The finding: the carousel shares the scan, but rerank is per-query

The carousel's whole trick is scan-sharing — all riders ride one base scan. But the rerank is not shared: each query independently reads its C candidate vectors. On disk that's C random SSD reads per query, and at C=1000 under 400 QPS / 8 workers it can't keep up → the queue explodes (cold: 178 s; even warm: 6 s — 1000 reads × any cache-miss penalty, amplified 8× over C=128, tips into overload).

Drop to C=128 and disk is fine — 4.68 ms p50, even beating RAM C=1000 (fewer rerank ops). So disk-resident serving is viable only at small C.

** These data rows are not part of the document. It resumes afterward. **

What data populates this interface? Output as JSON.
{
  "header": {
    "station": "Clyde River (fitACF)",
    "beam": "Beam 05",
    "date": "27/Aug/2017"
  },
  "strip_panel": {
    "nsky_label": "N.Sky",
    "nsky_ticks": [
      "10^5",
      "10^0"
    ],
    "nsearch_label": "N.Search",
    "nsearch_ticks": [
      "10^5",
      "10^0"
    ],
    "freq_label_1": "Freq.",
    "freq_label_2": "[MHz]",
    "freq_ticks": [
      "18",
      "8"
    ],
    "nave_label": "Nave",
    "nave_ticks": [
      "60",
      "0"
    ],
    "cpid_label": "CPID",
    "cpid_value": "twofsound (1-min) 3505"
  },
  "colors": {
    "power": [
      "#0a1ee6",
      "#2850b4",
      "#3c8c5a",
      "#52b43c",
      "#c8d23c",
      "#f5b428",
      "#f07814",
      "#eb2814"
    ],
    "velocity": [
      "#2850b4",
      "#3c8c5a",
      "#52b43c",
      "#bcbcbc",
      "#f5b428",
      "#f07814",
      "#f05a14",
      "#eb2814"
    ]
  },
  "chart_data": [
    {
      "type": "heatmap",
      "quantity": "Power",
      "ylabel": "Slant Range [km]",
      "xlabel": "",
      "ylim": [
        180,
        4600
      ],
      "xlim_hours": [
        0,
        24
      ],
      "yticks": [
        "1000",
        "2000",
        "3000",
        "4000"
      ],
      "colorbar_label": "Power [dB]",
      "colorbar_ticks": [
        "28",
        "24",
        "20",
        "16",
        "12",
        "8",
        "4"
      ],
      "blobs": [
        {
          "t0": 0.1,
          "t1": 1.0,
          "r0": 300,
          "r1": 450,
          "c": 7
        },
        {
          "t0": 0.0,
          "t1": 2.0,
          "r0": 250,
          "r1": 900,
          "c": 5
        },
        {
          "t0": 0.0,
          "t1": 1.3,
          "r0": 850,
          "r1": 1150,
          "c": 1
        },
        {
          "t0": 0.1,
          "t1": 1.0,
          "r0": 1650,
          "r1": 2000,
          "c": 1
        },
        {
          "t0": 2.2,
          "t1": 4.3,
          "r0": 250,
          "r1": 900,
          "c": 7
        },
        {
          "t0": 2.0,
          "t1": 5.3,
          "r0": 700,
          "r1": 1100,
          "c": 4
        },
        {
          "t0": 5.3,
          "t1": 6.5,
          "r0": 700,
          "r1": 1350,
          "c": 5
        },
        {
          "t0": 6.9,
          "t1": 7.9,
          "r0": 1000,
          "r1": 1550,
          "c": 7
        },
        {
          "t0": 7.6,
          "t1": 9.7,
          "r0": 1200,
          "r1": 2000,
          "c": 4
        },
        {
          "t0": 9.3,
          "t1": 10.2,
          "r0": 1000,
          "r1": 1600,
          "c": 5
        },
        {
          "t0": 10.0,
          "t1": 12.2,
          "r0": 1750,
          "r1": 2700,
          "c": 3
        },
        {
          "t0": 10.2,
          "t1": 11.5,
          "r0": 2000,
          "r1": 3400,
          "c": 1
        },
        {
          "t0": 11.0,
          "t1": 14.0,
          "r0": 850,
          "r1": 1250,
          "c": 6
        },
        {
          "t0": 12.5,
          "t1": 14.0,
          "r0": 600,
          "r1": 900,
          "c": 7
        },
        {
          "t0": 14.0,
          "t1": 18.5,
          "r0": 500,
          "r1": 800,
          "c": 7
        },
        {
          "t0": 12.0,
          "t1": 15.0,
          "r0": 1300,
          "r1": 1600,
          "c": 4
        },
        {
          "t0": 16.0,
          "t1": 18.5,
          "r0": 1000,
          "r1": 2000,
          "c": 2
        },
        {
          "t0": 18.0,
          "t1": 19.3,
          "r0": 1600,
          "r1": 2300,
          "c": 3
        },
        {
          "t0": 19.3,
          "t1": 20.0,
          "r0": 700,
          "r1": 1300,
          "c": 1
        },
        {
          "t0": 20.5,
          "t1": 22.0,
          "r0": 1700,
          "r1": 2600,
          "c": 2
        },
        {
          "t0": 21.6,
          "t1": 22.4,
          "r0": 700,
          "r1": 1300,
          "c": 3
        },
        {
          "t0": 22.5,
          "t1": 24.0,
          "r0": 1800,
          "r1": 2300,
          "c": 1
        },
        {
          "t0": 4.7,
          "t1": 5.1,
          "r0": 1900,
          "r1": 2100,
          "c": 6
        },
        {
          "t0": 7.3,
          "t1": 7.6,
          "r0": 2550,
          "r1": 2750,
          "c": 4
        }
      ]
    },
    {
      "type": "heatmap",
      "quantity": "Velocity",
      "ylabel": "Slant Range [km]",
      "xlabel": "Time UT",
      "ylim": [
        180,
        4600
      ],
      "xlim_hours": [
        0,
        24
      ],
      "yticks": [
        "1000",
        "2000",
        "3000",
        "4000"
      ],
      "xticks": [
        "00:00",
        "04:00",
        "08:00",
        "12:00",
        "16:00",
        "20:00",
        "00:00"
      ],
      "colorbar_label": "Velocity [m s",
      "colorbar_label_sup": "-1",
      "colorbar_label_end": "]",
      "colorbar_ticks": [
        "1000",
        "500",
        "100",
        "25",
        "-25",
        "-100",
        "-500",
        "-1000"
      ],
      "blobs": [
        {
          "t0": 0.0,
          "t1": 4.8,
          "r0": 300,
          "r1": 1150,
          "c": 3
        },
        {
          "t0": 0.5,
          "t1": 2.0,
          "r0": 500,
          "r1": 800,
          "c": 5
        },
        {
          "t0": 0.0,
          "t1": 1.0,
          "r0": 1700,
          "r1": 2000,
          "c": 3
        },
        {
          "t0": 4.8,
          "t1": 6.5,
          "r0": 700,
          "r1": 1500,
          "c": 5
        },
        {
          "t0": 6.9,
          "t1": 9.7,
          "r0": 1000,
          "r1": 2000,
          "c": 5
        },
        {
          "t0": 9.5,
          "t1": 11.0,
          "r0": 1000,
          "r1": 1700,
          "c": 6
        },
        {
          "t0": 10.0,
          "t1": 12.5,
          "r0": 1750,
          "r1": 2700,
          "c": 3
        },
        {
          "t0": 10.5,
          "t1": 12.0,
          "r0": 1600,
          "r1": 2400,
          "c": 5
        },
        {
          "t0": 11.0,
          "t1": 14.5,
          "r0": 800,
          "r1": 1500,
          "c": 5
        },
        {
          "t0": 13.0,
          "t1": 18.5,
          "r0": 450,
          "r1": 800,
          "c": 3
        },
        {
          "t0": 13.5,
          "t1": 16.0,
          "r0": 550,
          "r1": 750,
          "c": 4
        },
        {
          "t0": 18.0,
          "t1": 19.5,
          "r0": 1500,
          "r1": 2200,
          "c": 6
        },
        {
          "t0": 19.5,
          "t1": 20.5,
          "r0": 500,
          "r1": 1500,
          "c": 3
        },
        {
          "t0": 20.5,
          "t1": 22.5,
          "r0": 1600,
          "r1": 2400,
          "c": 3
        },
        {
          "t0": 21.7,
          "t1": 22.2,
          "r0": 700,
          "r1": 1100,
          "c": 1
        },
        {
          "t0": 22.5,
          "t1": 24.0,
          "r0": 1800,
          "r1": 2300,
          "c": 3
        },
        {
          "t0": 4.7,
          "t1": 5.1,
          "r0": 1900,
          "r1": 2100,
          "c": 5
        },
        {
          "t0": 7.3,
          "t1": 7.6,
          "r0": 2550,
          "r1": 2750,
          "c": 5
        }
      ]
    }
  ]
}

What this means for the stack

Disk serving requires small C → this is the concrete motivation for adaptive-C (048): keep the per-query read count low (and spend it only where the Hamming margin says it's needed).
Small C costs recall → which is exactly what rotation + residual (051) buy back. So you run small C on disk and hold recall via better codes.
The 32× committed-RAM saving only realizes when corpus > RAM. When the dataset fits (4 GB < 15 GB here), the page cache holds the f32 anyway (RSS ~full) — the committed (non-evictable) footprint is the 128 MB of codes vs RAM-mode's 4.2 GB, but the OS still uses the spare RAM as cache. The saving bites when you genuinely can't fit the f32 — and there, cache misses make small-C/adaptive-C mandatory.

Conclusion

The naive stack (carousel + disk + C=1000) fails — the unshared per-query rerank is the disk bottleneck. The coherent production stack is carousel + disk + small/ adaptive-C + rotation + residual: the carousel shares the scan and bounds tail latency, disk cuts committed RAM, small/adaptive-C keeps the unshared rerank affordable on SSD, and rotation+residual hold recall at that small C. Every piece we built has a role; they only compose in the right configuration.

Caveats

"Warm" = cat the f32 file first; under memory pressure the 4 GB isn't fully pinned, so C=1000 still sees enough misses to overload — the qualitative result (small C mandatory on disk) holds regardless.
EBS gp3; local NVMe (lower read latency + higher IOPS) would raise the viable-C ceiling but not change the "rerank is the unshared disk cost" structure.
Recall not measured here (serving/latency study, fixed plain-binary scan); the recall side is 051.